STANDARDwalkthrough
Notification Service
The constraint: when a user saves a file, their other 3 devices must learn about the change within 1 second. Polling every second wastes bandwidth (300M empty requests/sec) and still adds up to 1 second of latency.
We chose long polling (not WebSockets, not SSE) as the sweet spot: each device opens an HTTP request that the server holds open for up to 60 seconds. When a change occurs, the server responds immediately with a lightweight change event (file_id, new_version, timestamp).
“WebSockets deliver instant push but require maintaining millions of stateful connections.”
Trade-off: long polling has slightly higher latency than WebSockets (up to 1 second vs. near-instant) but eliminates connection affinity requirements and works through corporate firewalls that block WebSocket upgrades. At 100M DAU with 3 devices each, that is 300 million long-poll connections.
The notification service fans out through Kafka partitioned by user_id, so each partition handles changes for a subset of users. The hard case is a viral shared folder: one edit in a folder shared with 10,000 users triggers 10,000 notifications.

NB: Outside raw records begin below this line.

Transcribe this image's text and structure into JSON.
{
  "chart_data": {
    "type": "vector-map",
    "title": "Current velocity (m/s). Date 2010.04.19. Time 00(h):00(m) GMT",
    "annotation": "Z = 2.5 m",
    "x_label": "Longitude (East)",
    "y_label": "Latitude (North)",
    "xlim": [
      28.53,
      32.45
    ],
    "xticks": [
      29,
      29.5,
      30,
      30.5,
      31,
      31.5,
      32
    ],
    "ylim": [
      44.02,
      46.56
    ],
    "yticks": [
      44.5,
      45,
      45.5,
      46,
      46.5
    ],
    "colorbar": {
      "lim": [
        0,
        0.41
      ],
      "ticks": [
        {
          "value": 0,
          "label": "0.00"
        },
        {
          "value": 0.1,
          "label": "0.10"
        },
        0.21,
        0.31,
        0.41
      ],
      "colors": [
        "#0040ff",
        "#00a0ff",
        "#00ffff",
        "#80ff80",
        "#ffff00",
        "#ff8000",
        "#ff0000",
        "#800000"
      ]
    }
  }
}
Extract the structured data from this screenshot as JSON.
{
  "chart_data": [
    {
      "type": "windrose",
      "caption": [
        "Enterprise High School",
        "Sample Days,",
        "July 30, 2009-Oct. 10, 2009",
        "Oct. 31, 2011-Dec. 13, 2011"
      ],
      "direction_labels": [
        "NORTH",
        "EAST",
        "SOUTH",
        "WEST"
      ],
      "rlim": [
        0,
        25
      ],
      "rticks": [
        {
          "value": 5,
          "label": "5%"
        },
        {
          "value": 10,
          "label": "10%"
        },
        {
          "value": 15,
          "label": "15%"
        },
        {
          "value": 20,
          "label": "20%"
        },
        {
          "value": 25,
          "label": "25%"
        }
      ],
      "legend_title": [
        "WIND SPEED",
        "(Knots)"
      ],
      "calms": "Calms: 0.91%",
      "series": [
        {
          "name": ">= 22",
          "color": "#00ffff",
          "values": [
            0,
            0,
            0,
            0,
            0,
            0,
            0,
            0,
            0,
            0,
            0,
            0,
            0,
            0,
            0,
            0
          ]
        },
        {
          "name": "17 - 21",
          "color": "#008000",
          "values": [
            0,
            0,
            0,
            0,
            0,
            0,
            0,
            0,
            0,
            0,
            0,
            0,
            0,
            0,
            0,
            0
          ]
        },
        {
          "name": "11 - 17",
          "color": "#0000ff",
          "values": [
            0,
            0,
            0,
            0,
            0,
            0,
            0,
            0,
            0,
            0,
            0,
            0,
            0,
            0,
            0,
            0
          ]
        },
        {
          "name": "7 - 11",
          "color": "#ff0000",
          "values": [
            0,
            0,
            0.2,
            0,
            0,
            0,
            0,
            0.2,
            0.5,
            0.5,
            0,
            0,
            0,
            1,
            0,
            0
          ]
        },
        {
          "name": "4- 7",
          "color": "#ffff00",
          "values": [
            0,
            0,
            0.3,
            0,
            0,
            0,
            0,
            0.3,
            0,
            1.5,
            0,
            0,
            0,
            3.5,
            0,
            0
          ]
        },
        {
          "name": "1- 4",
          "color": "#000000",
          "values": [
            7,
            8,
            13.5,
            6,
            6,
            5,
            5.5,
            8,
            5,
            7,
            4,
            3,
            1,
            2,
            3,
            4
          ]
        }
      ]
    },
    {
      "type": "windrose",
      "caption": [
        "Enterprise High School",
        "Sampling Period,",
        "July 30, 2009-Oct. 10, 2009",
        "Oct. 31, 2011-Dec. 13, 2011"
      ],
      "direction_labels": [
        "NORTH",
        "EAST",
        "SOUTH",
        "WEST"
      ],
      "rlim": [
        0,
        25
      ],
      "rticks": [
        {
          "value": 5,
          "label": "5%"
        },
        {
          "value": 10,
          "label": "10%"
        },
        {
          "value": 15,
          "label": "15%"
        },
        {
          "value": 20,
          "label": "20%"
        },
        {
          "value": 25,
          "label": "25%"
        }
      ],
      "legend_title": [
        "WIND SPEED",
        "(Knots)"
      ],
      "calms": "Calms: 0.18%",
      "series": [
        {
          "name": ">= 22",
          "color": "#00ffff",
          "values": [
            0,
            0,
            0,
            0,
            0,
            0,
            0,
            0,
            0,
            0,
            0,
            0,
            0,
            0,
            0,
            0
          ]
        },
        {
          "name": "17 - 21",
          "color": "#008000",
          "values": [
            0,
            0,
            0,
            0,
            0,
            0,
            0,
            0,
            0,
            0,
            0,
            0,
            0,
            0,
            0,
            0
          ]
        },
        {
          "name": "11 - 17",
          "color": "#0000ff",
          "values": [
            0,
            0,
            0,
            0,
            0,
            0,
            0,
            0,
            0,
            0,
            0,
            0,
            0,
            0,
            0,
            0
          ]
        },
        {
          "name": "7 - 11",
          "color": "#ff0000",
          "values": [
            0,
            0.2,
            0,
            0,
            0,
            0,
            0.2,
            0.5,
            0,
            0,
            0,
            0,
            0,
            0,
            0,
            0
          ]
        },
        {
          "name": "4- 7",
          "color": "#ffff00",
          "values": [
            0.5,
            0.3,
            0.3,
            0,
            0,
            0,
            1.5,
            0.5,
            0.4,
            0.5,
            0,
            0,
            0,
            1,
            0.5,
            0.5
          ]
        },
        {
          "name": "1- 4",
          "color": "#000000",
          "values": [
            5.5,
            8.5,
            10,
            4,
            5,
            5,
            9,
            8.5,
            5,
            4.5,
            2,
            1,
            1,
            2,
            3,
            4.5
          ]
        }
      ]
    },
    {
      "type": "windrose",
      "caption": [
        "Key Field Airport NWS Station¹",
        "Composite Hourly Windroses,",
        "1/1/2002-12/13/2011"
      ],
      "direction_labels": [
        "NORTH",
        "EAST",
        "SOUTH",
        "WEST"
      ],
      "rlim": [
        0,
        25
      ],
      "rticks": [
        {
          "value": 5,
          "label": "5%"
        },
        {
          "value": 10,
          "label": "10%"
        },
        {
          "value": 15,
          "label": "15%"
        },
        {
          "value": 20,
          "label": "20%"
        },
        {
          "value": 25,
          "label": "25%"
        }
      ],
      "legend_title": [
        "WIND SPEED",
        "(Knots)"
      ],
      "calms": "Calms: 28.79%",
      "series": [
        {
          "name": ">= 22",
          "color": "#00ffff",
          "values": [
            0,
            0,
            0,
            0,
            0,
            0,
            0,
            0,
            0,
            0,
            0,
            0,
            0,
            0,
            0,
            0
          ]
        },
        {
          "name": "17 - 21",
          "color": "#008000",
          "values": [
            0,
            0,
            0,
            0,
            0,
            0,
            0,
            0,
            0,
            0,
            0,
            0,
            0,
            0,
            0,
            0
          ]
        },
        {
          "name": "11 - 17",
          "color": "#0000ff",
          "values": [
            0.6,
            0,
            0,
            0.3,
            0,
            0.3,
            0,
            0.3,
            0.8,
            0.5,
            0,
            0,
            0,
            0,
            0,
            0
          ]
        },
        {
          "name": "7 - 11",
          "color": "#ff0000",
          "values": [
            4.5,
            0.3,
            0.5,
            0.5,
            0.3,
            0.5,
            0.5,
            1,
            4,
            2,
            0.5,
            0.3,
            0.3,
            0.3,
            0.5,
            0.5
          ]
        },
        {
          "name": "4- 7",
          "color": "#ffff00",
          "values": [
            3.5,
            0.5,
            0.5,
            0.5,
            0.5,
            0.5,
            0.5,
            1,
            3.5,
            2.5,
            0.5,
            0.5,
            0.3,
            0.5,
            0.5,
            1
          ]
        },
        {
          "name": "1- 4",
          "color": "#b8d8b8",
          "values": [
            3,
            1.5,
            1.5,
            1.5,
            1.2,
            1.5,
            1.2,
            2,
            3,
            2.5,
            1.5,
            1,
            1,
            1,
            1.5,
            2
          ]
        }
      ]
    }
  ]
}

We rate-limit per-folder notifications to 1 per second and batch changes to prevent the notification storm that would otherwise overwhelm the fan-out layer. What if the interviewer asks: 'How do we handle 300M connections?' We distribute long-poll connections across hundreds of stateless notification servers behind a load balancer.
Each server holds ~1M connections. Since long-poll is stateless (no session affinity), any server can handle any reconnection.